[This is extracted from the Spring 2022 version on Canvas, so some links/formatting may be broken.]
In our Week 1 meeting (Jan 27), we’ll be looking at the world’s writing systems, and how they can be encoded into a format for computers to use.
The textbook reading for Week 1 is Ch. 1.1-1.3. This covers the basics of the Unicode system and a range of writing systems.
I’d also like you to read at least Sections 1 & 2 of Daniels 2003. You don’t have to read the rest unless you find the subject interesting. This digs deeper into the history of writing systems and some of the difficulties in getting sounds down on the page. I know Section 2 is a little complex, so do your best — it’ll make more sense in Week 3 as we dig into speech recognition and see how consonants and vowels differ.
Finally, I’d like to discuss these two blogposts where character encodings lead to unexpected problems. First, Xudong Zheng’s experiment with a “homograph attack”, using identical or nearly-identical characters from different languages to create URLs that look right to the naked eye but actually link to a separate (potentially dangerous) website. Second, the Telugu character that will break your iPhone! (Well, not anymore, they fixed it.)
Getting familiar with Unicode (optional)
Unicode is a pretty complex system, and it’s really hard to wrap your head around all the characters that it encodes. I found the website https://decodeunicode.org to be pretty helpful in this regard; you can search through different Unicode “blocks”, representing different languages’ writing systems or other useful characters (including emoji). The video on their home page that scrolls through every Unicode character is really interesting to scan through and surprisingly hypnotic.
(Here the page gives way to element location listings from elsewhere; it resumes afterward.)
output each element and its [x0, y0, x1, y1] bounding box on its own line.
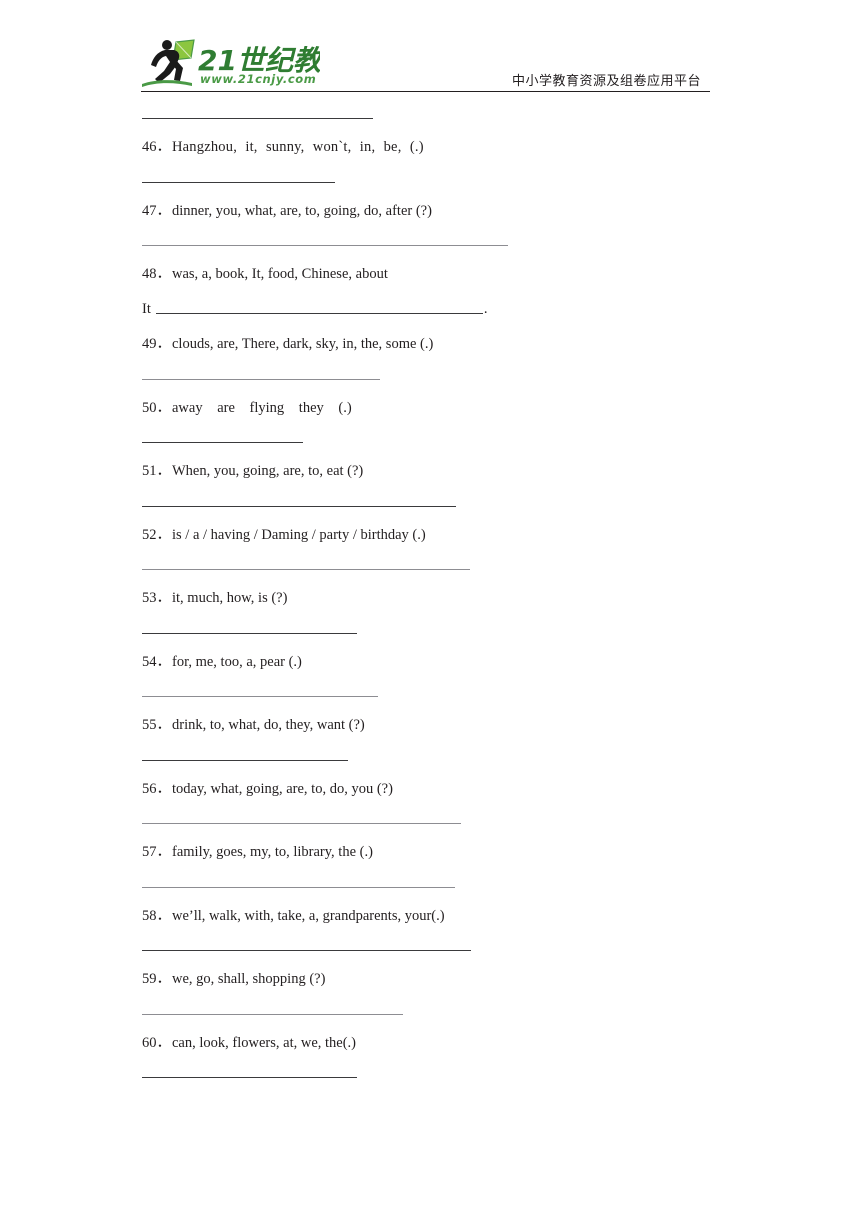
- answer-blank-line[interactable]: [155, 313, 483, 314]
- question-text: for, me, too, a, pear (.): [172, 653, 302, 670]
- question-number: 51．: [142, 463, 171, 479]
- logo-url-text: www.21cnjy.com: [200, 72, 316, 86]
- answer-blank-line[interactable]: [142, 245, 508, 246]
- answer-blank-line[interactable]: [142, 950, 471, 951]
- question-text: today, what, going, are, to, do, you (?): [172, 780, 393, 797]
- answer-blank-line[interactable]: [142, 569, 470, 570]
- answer-suffix-punctuation: .: [483, 300, 488, 317]
- question-row: 50．away are flying they (.): [142, 399, 860, 416]
- question-row: 59．we, go, shall, shopping (?): [142, 972, 860, 987]
- answer-blank-line[interactable]: [142, 632, 357, 634]
- question-row: 57．family, goes, my, to, library, the (.…: [142, 845, 860, 860]
- page-header: 21世纪教育 www.21cnjy.com 中小学教育资源及组卷应用平台: [0, 0, 860, 96]
- question-number: 55．: [142, 717, 171, 733]
- question-number: 49．: [142, 336, 171, 352]
- answer-prefix-label: It: [142, 300, 151, 317]
- question-text: When, you, going, are, to, eat (?): [172, 463, 364, 479]
- question-text: family, goes, my, to, library, the (.): [172, 844, 373, 860]
- question-number: 58．: [142, 907, 171, 924]
- question-number: 59．: [142, 971, 171, 987]
- question-text: is / a / having / Daming / party / birth…: [172, 526, 426, 543]
- question-row: 46．Hangzhou, it, sunny, won`t, in, be, (…: [142, 140, 860, 155]
- question-text: clouds, are, There, dark, sky, in, the, …: [172, 336, 434, 352]
- answer-blank-line[interactable]: [142, 823, 461, 824]
- answer-blank-line[interactable]: [142, 118, 373, 119]
- answer-blank-line[interactable]: [142, 696, 378, 697]
- question-row: 47．dinner, you, what, are, to, going, do…: [142, 202, 860, 219]
- answer-blank-line[interactable]: [142, 378, 380, 380]
- question-number: 46．: [142, 139, 171, 155]
- question-number: 54．: [142, 653, 171, 670]
- answer-blank-line[interactable]: [142, 886, 455, 888]
- question-text: dinner, you, what, are, to, going, do, a…: [172, 202, 432, 219]
- answer-blank-line[interactable]: [142, 759, 348, 761]
- question-row: 53．it, much, how, is (?): [142, 591, 860, 606]
- logo-graphic: 21世纪教育 www.21cnjy.com: [142, 39, 320, 87]
- question-row: 49．clouds, are, There, dark, sky, in, th…: [142, 337, 860, 352]
- answer-blank-line[interactable]: [142, 1077, 357, 1078]
- question-text: was, a, book, It, food, Chinese, about: [172, 266, 388, 282]
- header-tagline: 中小学教育资源及组卷应用平台: [512, 74, 702, 89]
- question-number: 50．: [142, 399, 171, 416]
- question-row: 52．is / a / having / Daming / party / bi…: [142, 526, 860, 543]
- answer-blank-line[interactable]: [142, 442, 303, 443]
- question-row: 58．we’ll, walk, with, take, a, grandpare…: [142, 907, 860, 924]
- question-text: can, look, flowers, at, we, the(.): [172, 1034, 357, 1051]
- question-text: it, much, how, is (?): [172, 590, 288, 606]
- question-row: 60．can, look, flowers, at, we, the(.): [142, 1034, 860, 1051]
- header-divider: [141, 91, 710, 92]
- answer-row-with-prefix[interactable]: It.: [142, 300, 860, 317]
- question-number: 60．: [142, 1034, 171, 1051]
- question-text: away are flying they (.): [172, 399, 352, 416]
- question-row: 48．was, a, book, It, food, Chinese, abou…: [142, 267, 860, 282]
- question-number: 48．: [142, 266, 171, 282]
- question-text: drink, to, what, do, they, want (?): [172, 717, 365, 733]
- answer-blank-line[interactable]: [142, 1013, 403, 1015]
- question-number: 53．: [142, 590, 171, 606]
- question-text: Hangzhou, it, sunny, won`t, in, be, (.): [172, 139, 424, 155]
- question-row: 55．drink, to, what, do, they, want (?): [142, 718, 860, 733]
- question-row: 54．for, me, too, a, pear (.): [142, 653, 860, 670]
- question-number: 52．: [142, 526, 171, 543]
- question-text: we, go, shall, shopping (?): [172, 971, 326, 987]
- question-list: 46．Hangzhou, it, sunny, won`t, in, be, (…: [0, 118, 860, 1078]
- exercise-sheet: 46．Hangzhou, it, sunny, won`t, in, be, (…: [0, 96, 860, 1078]
- question-row: 51．When, you, going, are, to, eat (?): [142, 464, 860, 479]
- site-logo: 21世纪教育 www.21cnjy.com: [140, 38, 320, 90]
- question-row: 56．today, what, going, are, to, do, you …: [142, 780, 860, 797]
- answer-blank-line[interactable]: [142, 505, 456, 507]
- question-number: 57．: [142, 844, 171, 860]
- question-number: 47．: [142, 202, 171, 219]
- answer-blank-line[interactable]: [142, 181, 335, 183]
- question-number: 56．: [142, 780, 171, 797]
- question-text: we’ll, walk, with, take, a, grandparents…: [172, 907, 445, 924]
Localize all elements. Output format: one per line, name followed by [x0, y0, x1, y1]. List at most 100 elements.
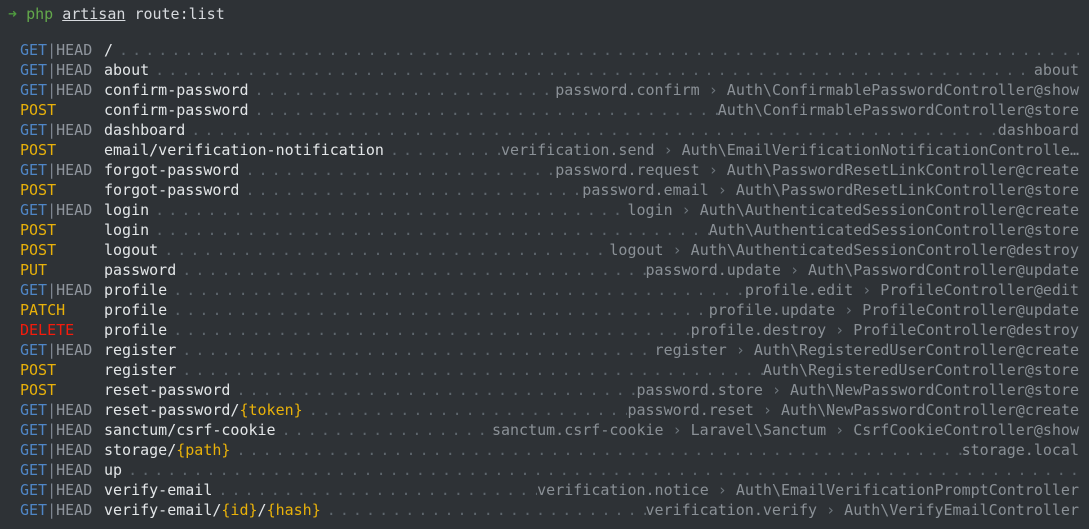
tail-separator-icon: ›	[672, 421, 682, 439]
route-uri-text: about	[104, 61, 150, 79]
route-action: login › Auth\AuthenticatedSessionControl…	[627, 200, 1079, 220]
route-methods: GET|HEAD	[8, 200, 104, 220]
route-uri-text: profile	[104, 281, 168, 299]
method-head: HEAD	[56, 441, 93, 459]
route-row: GET|HEAD verify-email/{id}/{hash}........…	[8, 500, 1079, 520]
route-parameter: {hash}	[266, 501, 321, 519]
route-row: GET|HEAD about...........................…	[8, 60, 1079, 80]
route-action-text: Auth\PasswordResetLinkController@create	[717, 161, 1079, 179]
dot-leader: ........................................…	[191, 121, 997, 139]
route-action: logout › Auth\AuthenticatedSessionContro…	[609, 240, 1079, 260]
route-uri: reset-password/{token}	[104, 400, 303, 420]
route-action-text: Auth\RegisteredUserController@create	[744, 341, 1079, 359]
route-uri: confirm-password	[104, 80, 249, 100]
dot-leader: ........................................…	[236, 381, 636, 399]
method-get: GET	[20, 121, 48, 139]
route-action-text: Auth\AuthenticatedSessionController@dest…	[681, 241, 1079, 259]
route-action-text: Auth\ConfirmablePasswordController@store	[717, 101, 1079, 119]
method-get: GET	[20, 481, 48, 499]
route-action-text: Auth\NewPasswordController@store	[780, 381, 1079, 399]
route-action-text: Auth\PasswordController@update	[799, 261, 1079, 279]
dot-leader: ........................................…	[218, 481, 537, 499]
route-action: Auth\RegisteredUserController@store	[763, 360, 1079, 380]
route-uri: profile	[104, 300, 167, 320]
dot-leader: ........................................…	[326, 501, 646, 519]
route-methods: GET|HEAD	[8, 480, 104, 500]
route-list: GET|HEAD /...............................…	[0, 40, 1089, 520]
method-post: POST	[20, 381, 57, 399]
method-post: POST	[20, 241, 57, 259]
route-uri-text: profile	[104, 321, 168, 339]
route-uri: verify-email/{id}/{hash}	[104, 500, 321, 520]
route-action-text: dashboard	[997, 121, 1079, 139]
tail-separator-icon: ›	[681, 201, 691, 219]
route-row: POST forgot-password.....................…	[8, 180, 1079, 200]
method-separator: |	[47, 121, 57, 139]
route-action-text: password.update	[645, 261, 790, 279]
prompt-subcommand: artisan	[62, 5, 126, 23]
method-get: GET	[20, 61, 48, 79]
route-row: POST login...............................…	[8, 220, 1079, 240]
route-action: about	[1034, 60, 1079, 80]
route-uri-text: logout	[104, 241, 159, 259]
route-uri: forgot-password	[104, 160, 239, 180]
route-methods: POST	[8, 380, 104, 400]
route-uri-text: register	[104, 341, 177, 359]
route-action-text: CsrfCookieController@show	[844, 421, 1079, 439]
route-uri-text: verify-email/	[104, 501, 222, 519]
route-row: GET|HEAD register........................…	[8, 340, 1079, 360]
tail-separator-icon: ›	[790, 261, 800, 279]
route-action-text: verification.send	[501, 141, 664, 159]
route-uri: password	[104, 260, 176, 280]
route-uri: register	[104, 340, 176, 360]
tail-separator-icon: ›	[762, 401, 772, 419]
tail-separator-icon: ›	[672, 241, 682, 259]
prompt-space-2	[53, 5, 62, 23]
route-methods: GET|HEAD	[8, 280, 104, 300]
route-uri: about	[104, 60, 149, 80]
blank-spacer-line	[0, 24, 1089, 40]
route-uri: /	[104, 40, 113, 60]
method-get: GET	[20, 281, 48, 299]
route-action: password.store › Auth\NewPasswordControl…	[636, 380, 1079, 400]
method-separator: |	[47, 61, 57, 79]
route-methods: GET|HEAD	[8, 340, 104, 360]
route-row: GET|HEAD verify-email....................…	[8, 480, 1079, 500]
prompt-arrow-icon: ➜	[8, 5, 18, 23]
method-head: HEAD	[56, 481, 93, 499]
route-methods: GET|HEAD	[8, 460, 104, 480]
method-get: GET	[20, 401, 48, 419]
method-get: GET	[20, 441, 48, 459]
method-separator: |	[47, 201, 57, 219]
method-separator: |	[47, 441, 57, 459]
route-methods: DELETE	[8, 320, 104, 340]
route-methods: PATCH	[8, 300, 104, 320]
method-head: HEAD	[56, 281, 93, 299]
route-uri: login	[104, 200, 149, 220]
route-uri: email/verification-notification	[104, 140, 384, 160]
route-action-text: Laravel\Sanctum	[681, 421, 836, 439]
route-action-text: ProfileController@update	[853, 301, 1079, 319]
route-uri-text: up	[104, 461, 123, 479]
prompt-space-1	[17, 5, 26, 23]
route-row: GET|HEAD profile.........................…	[8, 280, 1079, 300]
method-separator: |	[47, 501, 57, 519]
tail-separator-icon: ›	[835, 321, 845, 339]
route-action-text: Auth\PasswordResetLinkController@store	[726, 181, 1079, 199]
dot-leader: ........................................…	[254, 101, 718, 119]
method-get: GET	[20, 461, 48, 479]
route-action-text: Auth\NewPasswordController@create	[771, 401, 1079, 419]
route-uri-text: register	[104, 361, 177, 379]
method-get: GET	[20, 161, 48, 179]
route-uri-text: verify-email	[104, 481, 213, 499]
route-uri-text: login	[104, 221, 150, 239]
route-action: password.reset › Auth\NewPasswordControl…	[627, 400, 1079, 420]
route-methods: POST	[8, 140, 104, 160]
method-get: GET	[20, 501, 48, 519]
method-head: HEAD	[56, 341, 93, 359]
tail-separator-icon: ›	[835, 421, 845, 439]
route-action: verification.verify › Auth\VerifyEmailCo…	[646, 500, 1080, 520]
route-action-text: password.request	[555, 161, 709, 179]
route-action-text: logout	[609, 241, 673, 259]
route-methods: POST	[8, 240, 104, 260]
Project ideas and extensions (optional)
There are a lot of artistic directions to take writing systems, but one that I have to confess a childish fondness for is “zalgo text“, which uses Unicode’s combining characters to stack up unnerving levels of diacritics onto text for a creepy aesthetic. There’s at least one online generator to convert your boring English text into glitchy goop.
People can be surprisingly clever when they have to adapt a language for different electronic devices. When keypad-based mobile phones were dominant, sending text messages in Arabic was tricky, since the keypads were optimized for numbers and the Latin alphabet. “Arabizi”, a rendering of Arabic into English letters and numbers, developed as a way of easily transcribing Arabic writing into something phones could handle.
Abu-Liel et al (2021) examine how accurately and quickly students read standard (vowelless) Arabic writing, Arabizi, and explicitly vowelled Arabic writing, and find that Arabizi falls in between the two. I’d be curious to build on this by looking at how people process text that has had its diacritics removed because of keyboard limitations (e.g., writing Spanish on a keyboard that makes it hard to include accents and tildes). I’m sure such research has been done, but I can’t find any right now.
Thinking about the homograph attacks, could you build a system to detect and warn people about such attacks? Or, as an evil hacker, could you automate the generation of such attacks by generating lists of similar letterforms and building a system to swap them out? More generally, how do you build robust systems for writing systems you don’t personally know?